Son 3 hafta içerisinde, kişisel bazı sorunlar nedeniyle forumu pek takip edemedim ama mümkün olabildiği kadarıyla maçları ve gelişmeleri takip ettim. Son paylaşımımdan sonrai birçok arkadaşın çeşitli ve farklı yorumlarını görmekten çok mutlu oldum. Farklı açılardan yapılan eleştirilerin hemen hemen tamamına katılıyorum. Tümünüzün ellerine ve yüreğine sağlık. Galatasaray taraftarı olmaktan, bir kez daha gurur duydum. Nedeni ise, tüm arkadaşların, oldukça isabetli yorumlar yaparken, bunları olabidiğince sert ama bir o kadar da seviyeli bir şekilde yapmış olmalarıdır. Bence, bu yorumları ve eleştirileri okuyan (eğer okuyorlarsa) yöneticilerin, ne kadar değerli bir taraftar grubuna sahip olduklarını fark etmeleri ve tüm bu eleştirileri dikkate alarak, ve taraftarın sesine kulak vererek, beklentileri karşılayacak hamleleri yapmalarının bilincinde olmaları gerekiyor.

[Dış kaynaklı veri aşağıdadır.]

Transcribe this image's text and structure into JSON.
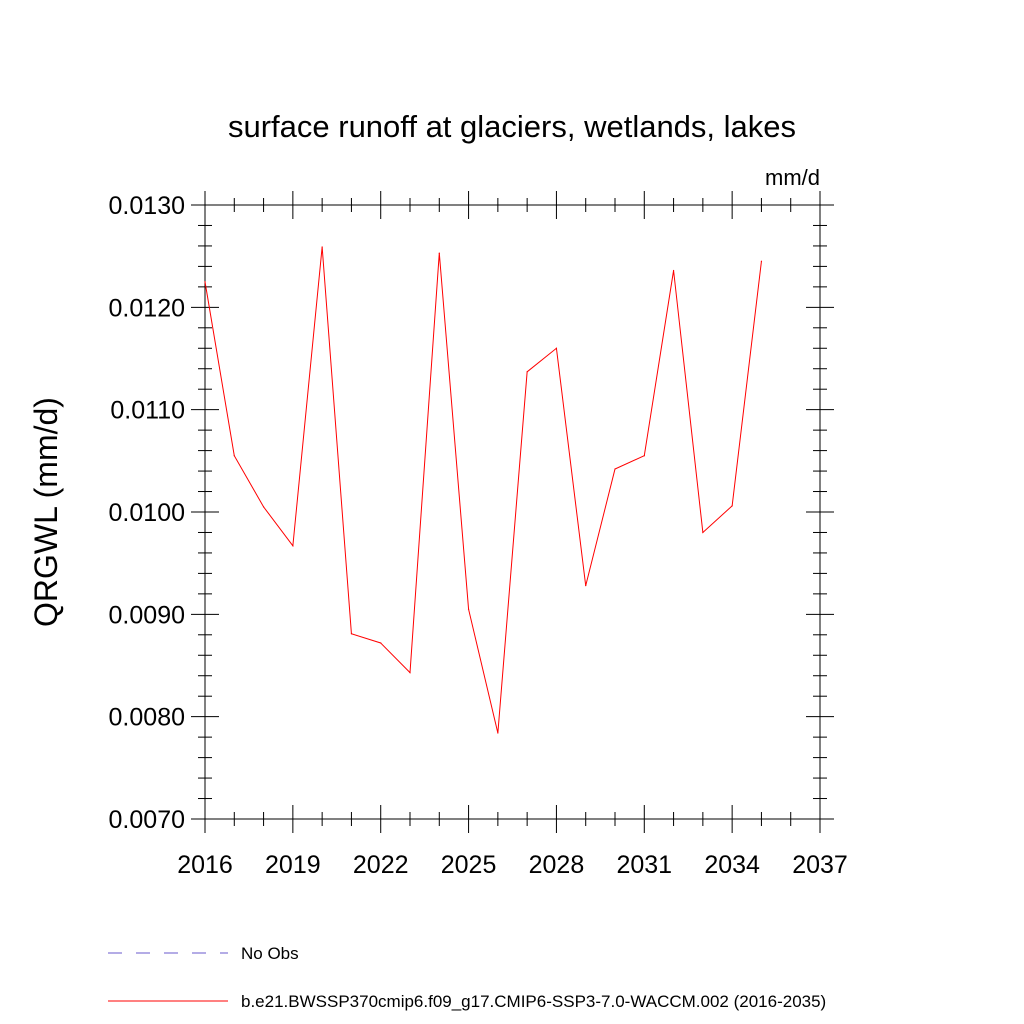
{
  "chart_data": {
    "type": "line",
    "title": "surface runoff at glaciers, wetlands, lakes",
    "units": "mm/d",
    "ylabel": "QRGWL  (mm/d)",
    "xlabel": "",
    "xlim": [
      2016,
      2037
    ],
    "ylim": [
      0.007,
      0.013
    ],
    "x_ticks": [
      "2016",
      "2019",
      "2022",
      "2025",
      "2028",
      "2031",
      "2034",
      "2037"
    ],
    "y_ticks": [
      "0.0070",
      "0.0080",
      "0.0090",
      "0.0100",
      "0.0110",
      "0.0120",
      "0.0130"
    ],
    "x": [
      2016,
      2017,
      2018,
      2019,
      2020,
      2021,
      2022,
      2023,
      2024,
      2025,
      2026,
      2027,
      2028,
      2029,
      2030,
      2031,
      2032,
      2033,
      2034,
      2035
    ],
    "series": [
      {
        "name": "b.e21.BWSSP370cmip6.f09_g17.CMIP6-SSP3-7.0-WACCM.002 (2016-2035)",
        "color": "#ff0000",
        "style": "solid",
        "values": [
          0.01225,
          0.01055,
          0.01005,
          0.00967,
          0.01259,
          0.00881,
          0.00872,
          0.00843,
          0.01253,
          0.00905,
          0.00784,
          0.01137,
          0.0116,
          0.00928,
          0.01042,
          0.01055,
          0.01236,
          0.0098,
          0.01006,
          0.01245
        ]
      }
    ],
    "legend": [
      {
        "label": "No Obs",
        "color": "#6a5acd",
        "style": "dashed"
      },
      {
        "label": "b.e21.BWSSP370cmip6.f09_g17.CMIP6-SSP3-7.0-WACCM.002 (2016-2035)",
        "color": "#ff0000",
        "style": "solid"
      }
    ],
    "legend_position": "bottom",
    "grid": false
  }
}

Hazırlık maçı da dahil olmak üzere, ardı ardına yaşadığımız hezimetler, gerçekten bardağı taşıracak bir seviyeye getirdi. Şimdi denilebilr ki, canım sonuçta CEV Şampiyonlar liginin üç yarı finalistine yenildik (Ecza, Vakıf, Fener). O zaman şunu sormak lazım. Neden 4. takım Galatasarayımız değil? Ülkemizin bu kapasitesi varken, neden yönetim, bu seviyeye ulaşmak için gerekli yatırımları yapmadı? Hadi diyelim ki olan olmuş... Bu sezonu, sonuç ne olursa olsun boynu bükük kapadık. Peki bundan sonrası? Transfer politikamız ne? Bakıyoruz, Aydın, Çukurova, Nilüfer bile harıl harıl üst düzey oyuncu transferleri üzerinde çalışırken, kulübümüz ne yapıyor?
Transferler ile ilgili düşüncelerimi bir sonraki paylaşımıma bırakarak, gözüme çarpan bir diğer konuya değinmek istiyorum. Anthi'nin tarzını seven ve oyununu çok beğenen bir taraftar olarak, Eczacıbaşı hazırlık maçı sonrası sahadaki ruhsuzluğa isyan ederek başta Anthi olmak üzere tüm takım için çok sert bir eleştiri yapmıştım. Bunun yine arkasındayım. Sonrasında bu düşük performanslar, diğer oyuncuların da ayak uydurması ile devam etti, İlbank'a set verdik ve arkasına hezimetler geldi. Vakıfbank maçını 3-0 kaybettik ama toparlanma emareleri ve bir miktar mücadele gördüm. Şimdi bu özeti niye kaleme aldım diyebilirsiniz. Dıştan gözlemleyen birisi olarak ilginç ve bir o kadar da merak uyandıran bir izlenim edindim. Katılırsınız veya eleştirirsiniz bilemiyorum ancak saptamam şu. Bir süreden beridir, omuzundan sakatlığı var denilerek, kaptan Gizem, sözkonusu maçların hiçbirisinde yer almadı ve sonrasında kaptan, şok eden duygusal bir paylaşımla, kariyerini noktaladığını açıkladı. Belli ki içerilerde yönetimle alakalı bazı problemler olmuş. Konu ne idi, kim haklı, kim haksız bilemiyorum ancak Nilüfer deplasmanındaki takımımızın tüm oyuncularının, uçarcasına ve büyük bir keyifle, dipdiri bir ruhla, güle oynaya oynadığını görünce, aklıma türlü sorular geldi. Erken yorum yapmak istemiyorum ama, bundan sonraki maçlardaki gidişata bakmak lazım diye düşünüyorum. Birşeyler oluyor ama neler oluyor. İyimi, kötümü onu da bilemiyorum ama mutlaka birşeyler dönüyor. Yakında ortaya çıkar.